Degradation of methylene blue under visible-light with copper-doped cobalt oxide nanoparticles

Background: The development of efficient photocatalysts is greatly essential to degrade organic pollutants such as methylene blue (MB). Copper-doped cobalt oxide nanoparticles (Cu-Co3O4 NPs) have shown promise in enhancing photocatalytic activities due to their unique structural and optical properties. Method: A hydrothermal approach was employed to synthesize Cu-Co3O4 NPs with varying Cu concentrations for the degradation of MB. XRD confirmed the cubic structure of Co3O4 NPs, with crystallite sizes decreasing from 29 nm (pure Co3O4) to 20 nm (15 % Cu-doped Co3O4).
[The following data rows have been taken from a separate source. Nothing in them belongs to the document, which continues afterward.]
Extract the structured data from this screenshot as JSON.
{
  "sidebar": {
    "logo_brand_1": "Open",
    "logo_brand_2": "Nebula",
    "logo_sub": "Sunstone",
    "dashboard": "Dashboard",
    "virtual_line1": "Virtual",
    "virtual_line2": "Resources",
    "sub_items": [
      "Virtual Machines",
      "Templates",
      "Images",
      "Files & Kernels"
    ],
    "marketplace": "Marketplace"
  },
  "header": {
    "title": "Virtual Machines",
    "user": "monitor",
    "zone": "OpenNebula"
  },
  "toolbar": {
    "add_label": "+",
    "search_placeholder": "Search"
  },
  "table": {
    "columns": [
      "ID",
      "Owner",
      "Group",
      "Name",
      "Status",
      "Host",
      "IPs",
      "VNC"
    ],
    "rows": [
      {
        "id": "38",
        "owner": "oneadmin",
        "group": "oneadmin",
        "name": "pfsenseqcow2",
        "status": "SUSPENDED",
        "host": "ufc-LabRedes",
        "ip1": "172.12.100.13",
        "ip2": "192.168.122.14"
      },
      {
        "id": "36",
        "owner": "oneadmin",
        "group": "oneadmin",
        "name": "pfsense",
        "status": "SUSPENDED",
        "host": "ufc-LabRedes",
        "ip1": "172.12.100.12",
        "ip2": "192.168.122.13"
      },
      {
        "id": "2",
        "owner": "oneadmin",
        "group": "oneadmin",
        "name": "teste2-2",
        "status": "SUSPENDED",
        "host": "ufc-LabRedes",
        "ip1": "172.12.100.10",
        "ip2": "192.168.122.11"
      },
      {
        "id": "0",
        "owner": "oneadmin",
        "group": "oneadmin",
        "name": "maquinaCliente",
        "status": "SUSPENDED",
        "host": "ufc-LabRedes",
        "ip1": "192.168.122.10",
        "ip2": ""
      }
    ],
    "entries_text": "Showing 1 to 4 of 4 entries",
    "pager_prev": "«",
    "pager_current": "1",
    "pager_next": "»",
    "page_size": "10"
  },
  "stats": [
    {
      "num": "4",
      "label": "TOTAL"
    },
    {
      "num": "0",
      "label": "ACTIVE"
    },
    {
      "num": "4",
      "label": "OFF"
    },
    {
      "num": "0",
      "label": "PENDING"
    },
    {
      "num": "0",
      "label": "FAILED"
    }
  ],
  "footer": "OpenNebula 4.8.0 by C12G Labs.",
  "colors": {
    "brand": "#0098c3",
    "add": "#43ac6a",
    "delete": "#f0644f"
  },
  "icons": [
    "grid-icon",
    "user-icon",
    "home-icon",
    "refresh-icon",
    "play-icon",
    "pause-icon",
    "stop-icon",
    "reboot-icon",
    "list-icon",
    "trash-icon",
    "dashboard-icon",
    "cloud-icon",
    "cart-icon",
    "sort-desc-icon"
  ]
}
The FE-SEM/TEM micrographs revealed distinct shapes and morphologies. Additional peaks of the used Cu-Co3O4 NPs indicated interactions with MB. XANES and EXAFS analyses indicated electron transitions and structural modifications due to increased lattice strain with higher Cu concentrations. Significance finding: This study reveals that Cu-Co3O4 NPs exhibited great performance compared to pure Co3O4 NPs. The Cu doping in Co3O4 nanoparticles enhanced their photocatalytic activity, achieving the highest degradation efficiency of 89 % for MB in 90 min under visible light with 15 % Cu doping. The results indicate the potential of Cu-Co3O4 NPs for the degradation of MB, offering valuable insights into the underlying mechanisms and practical applications of these catalysts. The optical band gap decreased from 3.1 eV for undoped Co3O4 to 2.1 eV for 15 % Cu-doped Co3O4 but increased after degradation, demonstrating their potential applications for environmental cleanup.